In a home that is already well-insulated, why would I need to air seal it?
Air sealing and insulation, like Simon and Garfunkel, are most effective when used together; they are the yin to each other's yang. The infiltration of air into a home that has been well insulated but has not been properly (or has been inadequately) air sealed will continue indefinitely. Insulation can assist in slowing the flow of air into and out of your home, but it cannot prevent it from doing so; think of it as a blanket with a hole in the middle. In the opposite situation, a home that is air-sealed but does not have adequate insulation will have a difficult time keeping the air inside the building envelope of your home; think of it as attempting to remain warm by wrapping oneself in cellophane. It is recommended that you use these two systems in conjunction if you want to improve the energy efficiency and reduce your heating and cooling bills. The recommended method for air sealing and blowing in insulation in a place such as an attic, in the best case scenario; however, if this is not possible, the property can still be successfully air sealed after it has been insulated.

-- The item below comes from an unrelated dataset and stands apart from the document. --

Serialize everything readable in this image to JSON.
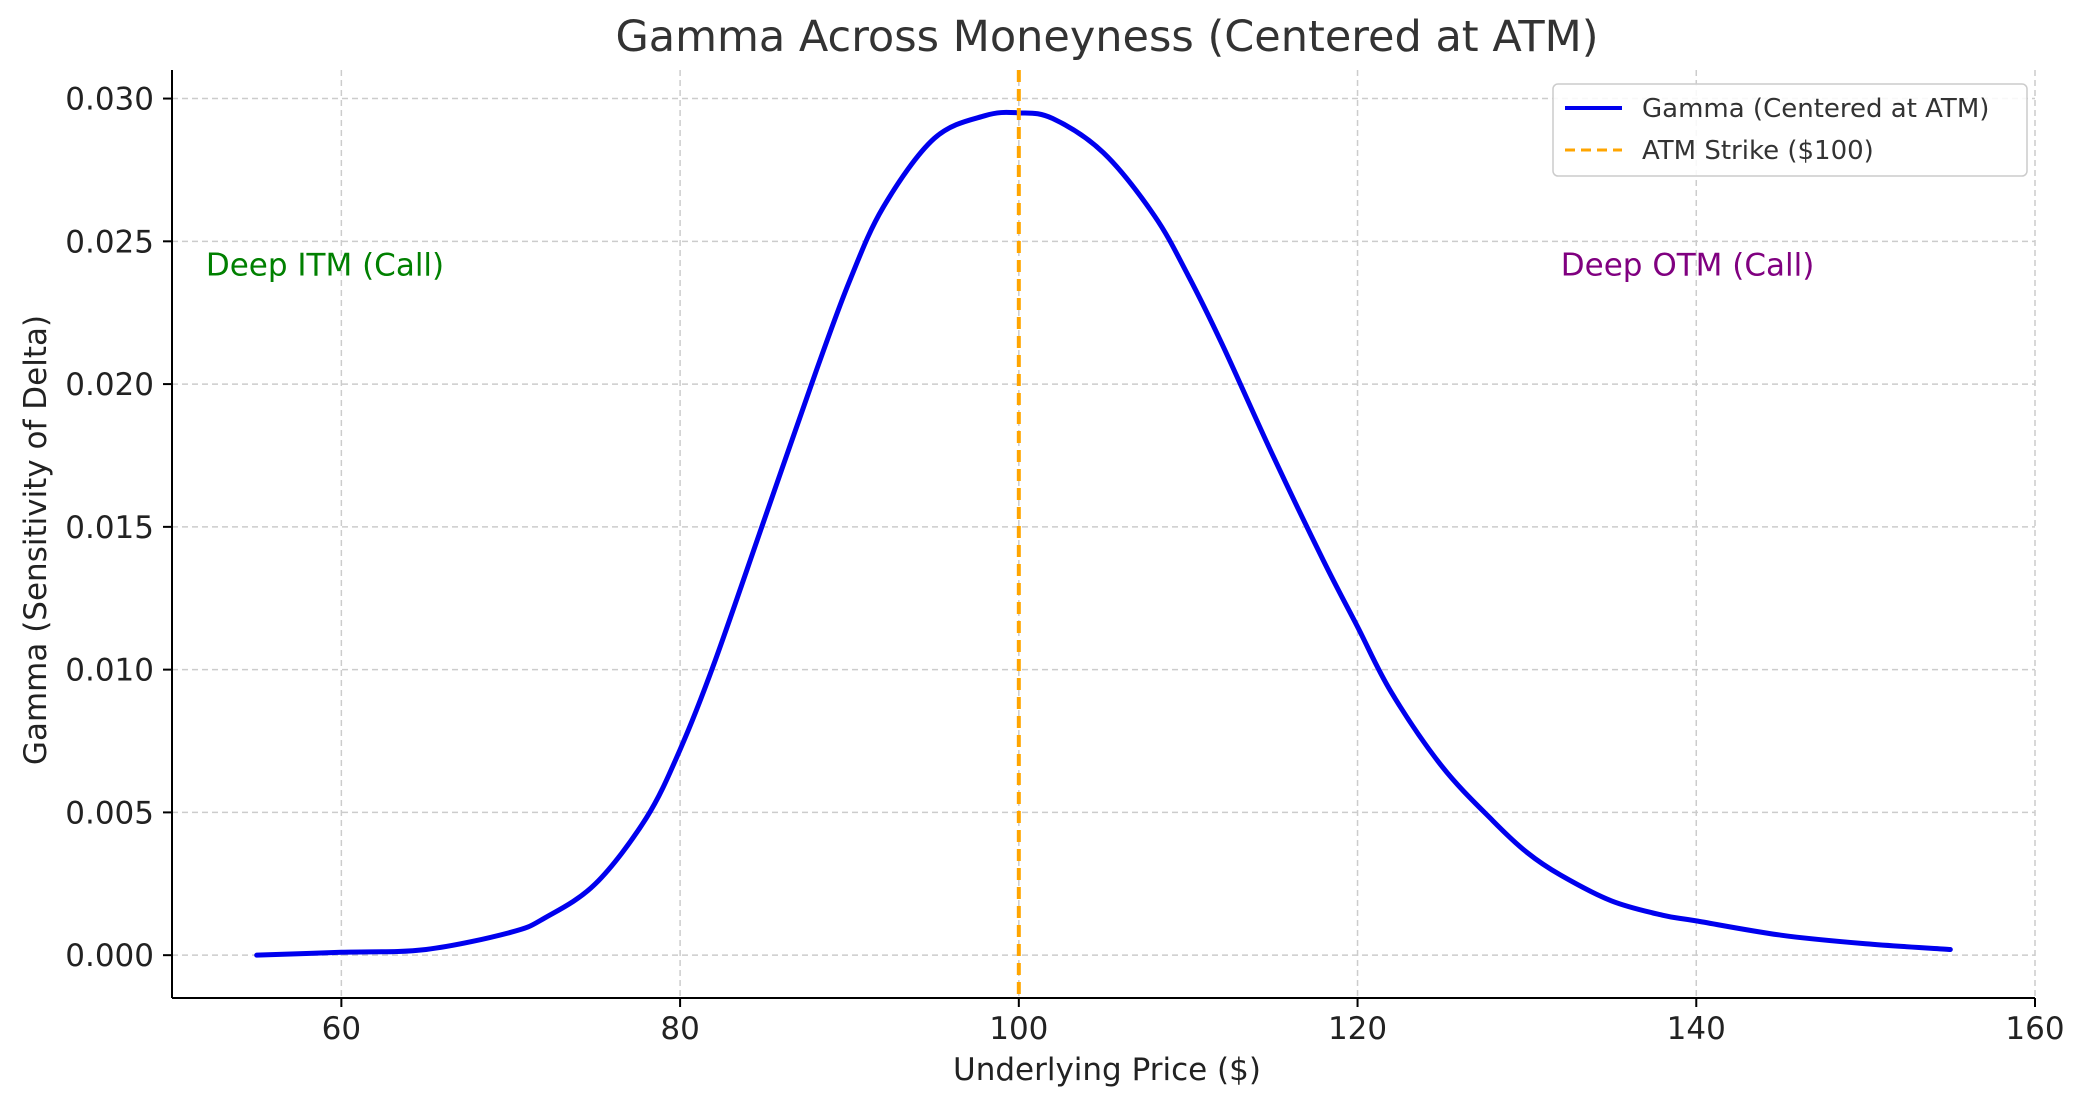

When and where should air sealing be performed?
However, there are numerous locations where air leakage can occur, such as around rim joists and sill plate in the basement and around beams and other construction in the attic. Canister lights, for example, are one of the many places where air leakage can occur, and they should be sealed as soon as possible. See how many of these common places can be found in the illustration below.
When it comes to air sealing, how much does it cost?

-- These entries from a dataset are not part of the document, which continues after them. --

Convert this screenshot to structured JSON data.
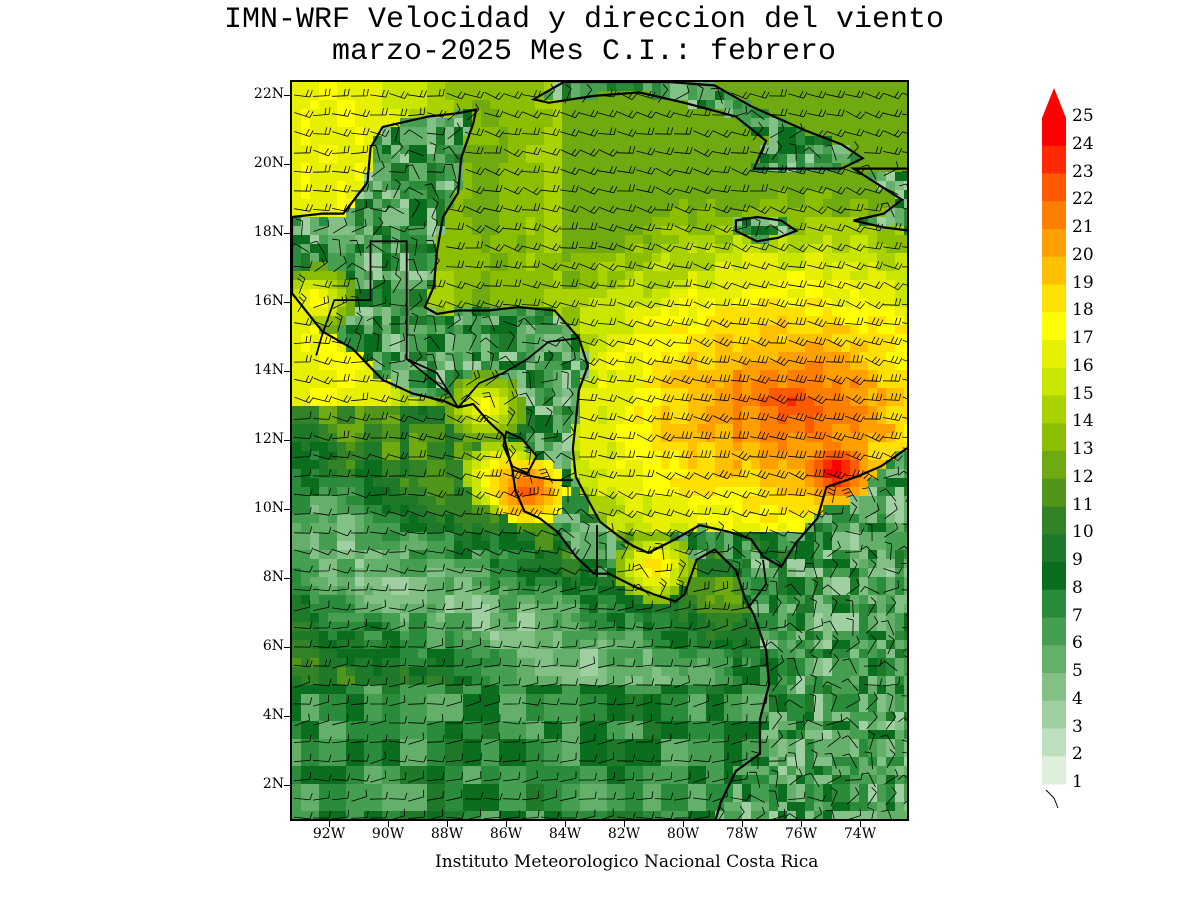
{
  "title": {
    "line1": "IMN-WRF Velocidad y direccion del viento",
    "line2": "marzo-2025 Mes C.I.: febrero"
  },
  "map": {
    "latitude_labels": [
      "22N",
      "20N",
      "18N",
      "16N",
      "14N",
      "12N",
      "10N",
      "8N",
      "6N",
      "4N",
      "2N"
    ],
    "longitude_labels": [
      "92W",
      "90W",
      "88W",
      "86W",
      "84W",
      "82W",
      "80W",
      "78W",
      "76W",
      "74W"
    ],
    "domain": {
      "lon_range": [
        -93.0,
        -72.5
      ],
      "lat_range": [
        1.0,
        22.4
      ]
    }
  },
  "colorbar": {
    "labels": [
      "25",
      "24",
      "23",
      "22",
      "21",
      "20",
      "19",
      "18",
      "17",
      "16",
      "15",
      "14",
      "13",
      "12",
      "11",
      "10",
      "9",
      "8",
      "7",
      "6",
      "5",
      "4",
      "3",
      "2",
      "1"
    ],
    "colors": [
      "#ff0000",
      "#ff2a00",
      "#ff5a00",
      "#ff8000",
      "#ffa000",
      "#ffc000",
      "#ffe000",
      "#ffff00",
      "#e6f000",
      "#c8e600",
      "#aad200",
      "#8cbe00",
      "#6eaa10",
      "#50961a",
      "#328228",
      "#1e7a28",
      "#0a6e1e",
      "#2a8c3a",
      "#469e50",
      "#64b06a",
      "#82c086",
      "#a0d0a2",
      "#bee0be",
      "#dcf0dc"
    ],
    "has_arrow_top": true
  },
  "credit": "Instituto Meteorologico Nacional Costa Rica"
}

As far as house modifications go, air sealing is quite affordable, and it is the most cost-effective option to reduce your excessive energy bills. In general, the most difficult air sealing jobs cost roughly $1 per square foot of house, with less complicated projects costing less than that. Of course, each home has its own set of requirements, so prices will vary.

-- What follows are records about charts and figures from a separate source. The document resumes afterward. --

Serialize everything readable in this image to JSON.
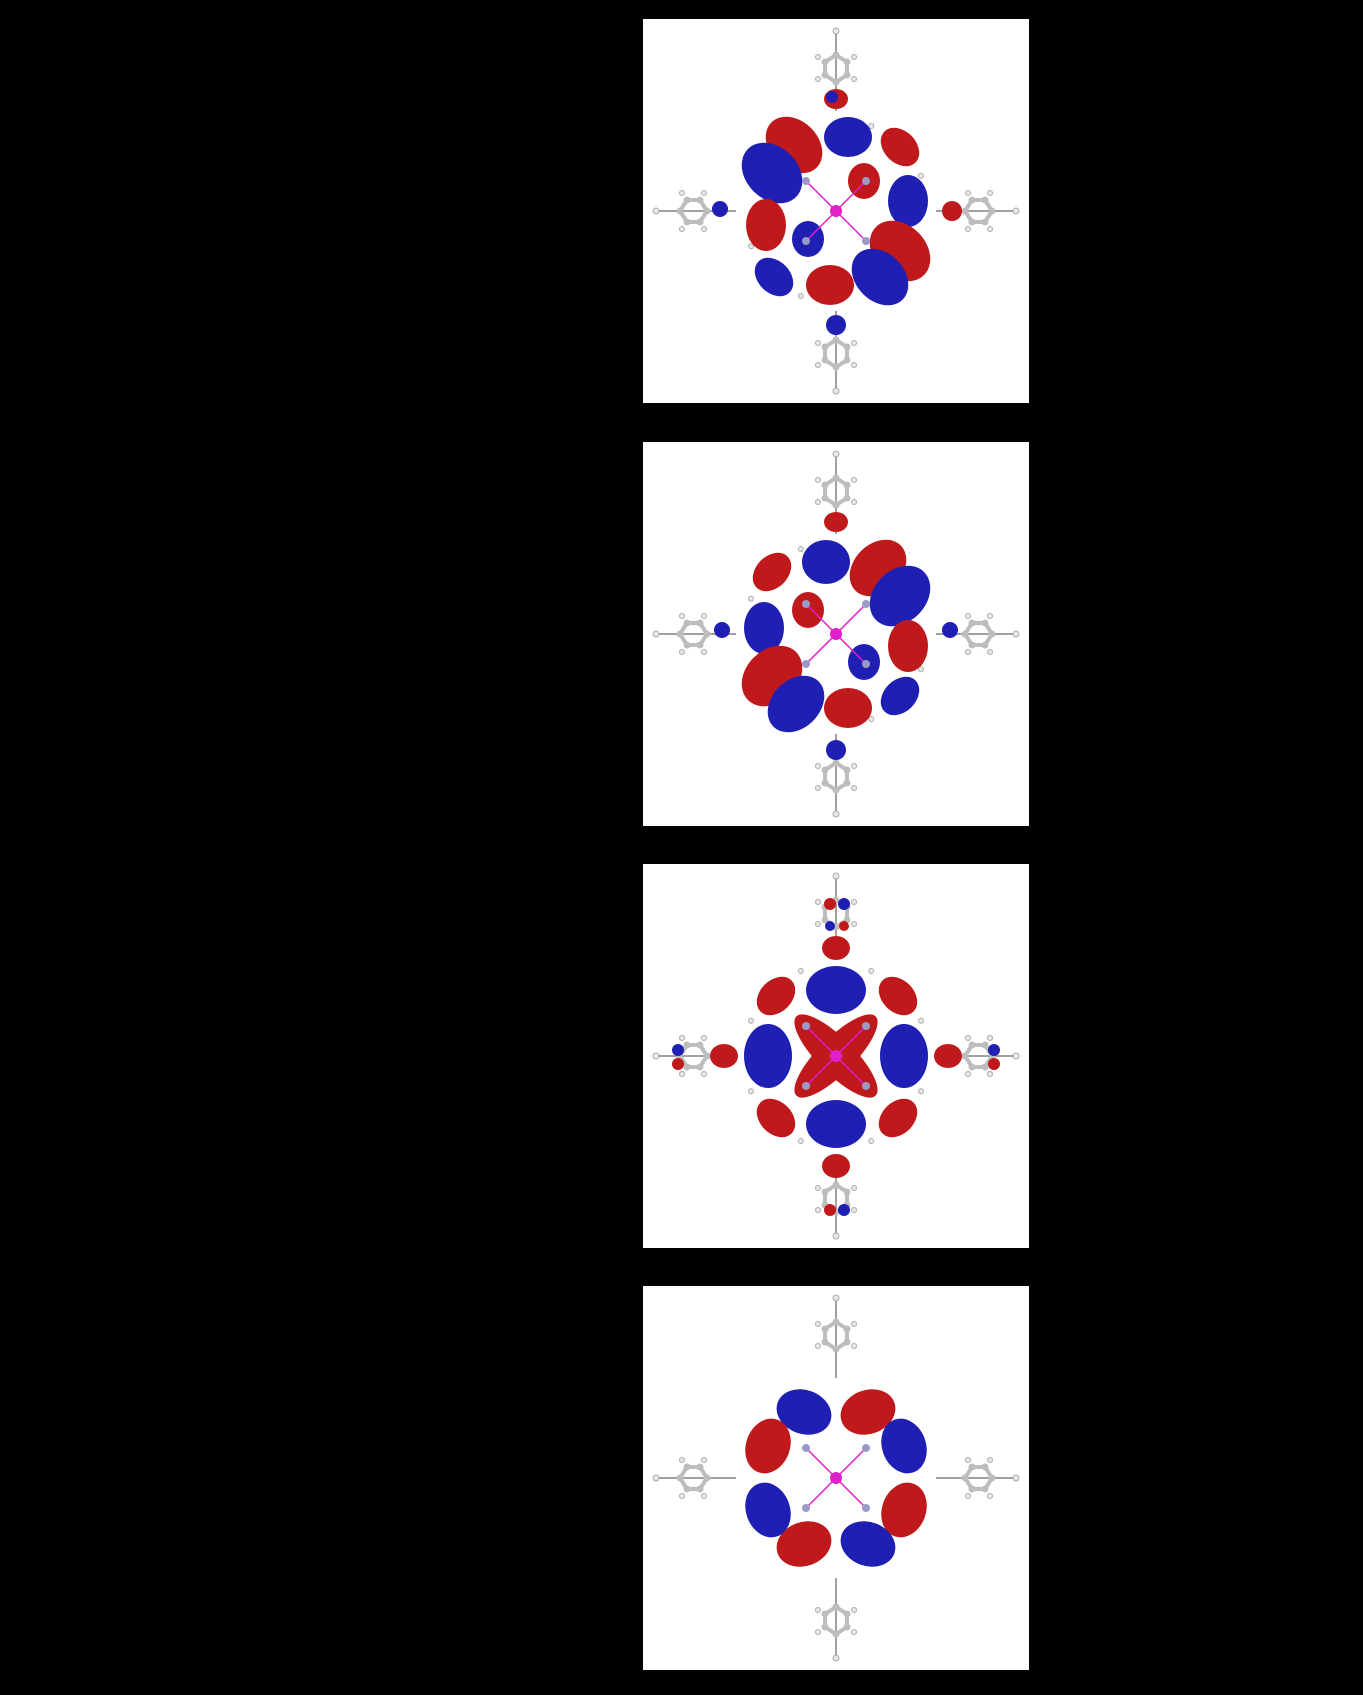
{
  "colors": {
    "lobe_positive": "#c0191b",
    "lobe_negative": "#1f1fb4",
    "carbon": "#bdbdbd",
    "hydrogen": "#e8e8e8",
    "nitrogen": "#9a9ac8",
    "metal_center": "#e020c8",
    "background_panel": "#ffffff",
    "background_page": "#000000"
  },
  "panels": [
    {
      "name": "orbital-panel-1",
      "pattern": "lobes-diagonal-a"
    },
    {
      "name": "orbital-panel-2",
      "pattern": "lobes-diagonal-b"
    },
    {
      "name": "orbital-panel-3",
      "pattern": "lobes-cross"
    },
    {
      "name": "orbital-panel-4",
      "pattern": "lobes-ring"
    }
  ]
}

What is the procedure for air sealing?
When it comes to air sealing, the most common method is to use a huge canister filled with polyurethane that expands when it comes into contact with air. It is sprayed from a canister through a long metal hose to reach those difficult-to-reach places like attics and crawl spaces. A filthy job, air sealing is often not a project that is recommended for the do-it-yourselfer because it includes crawling into crawl spaces and searching for cracks and crevasses in the conventional spots as well as any that may be specific to the particular home. Work that is normally best left to a professional weatherization contractor.
Isn't it true that the air leaks in my house provide more circulation and ventilation?
Despite the fact that air sealing your home is a positive thing, it is also necessary to have sufficient air circulation in your home to avoid mold formation and other byproducts of poorly circulated, toxic air in the first place. Effective air circulation, on the other hand, is best achieved by allowing exhaust fans and attic vents to do their jobs, rather than by allowing air leakage to occur. A properly sealed home should also have adequate ventilation to allow for the expulsion of contaminated air and the intake of fresh air.
When it comes to overall effectiveness and price, air sealing is difficult to beat. If you live in a home that isn't quite as comfortable as you would like or if your energy bills seem to be going through the roof for no apparent reason, having your home air sealed is a weatherization project to consider for this winter.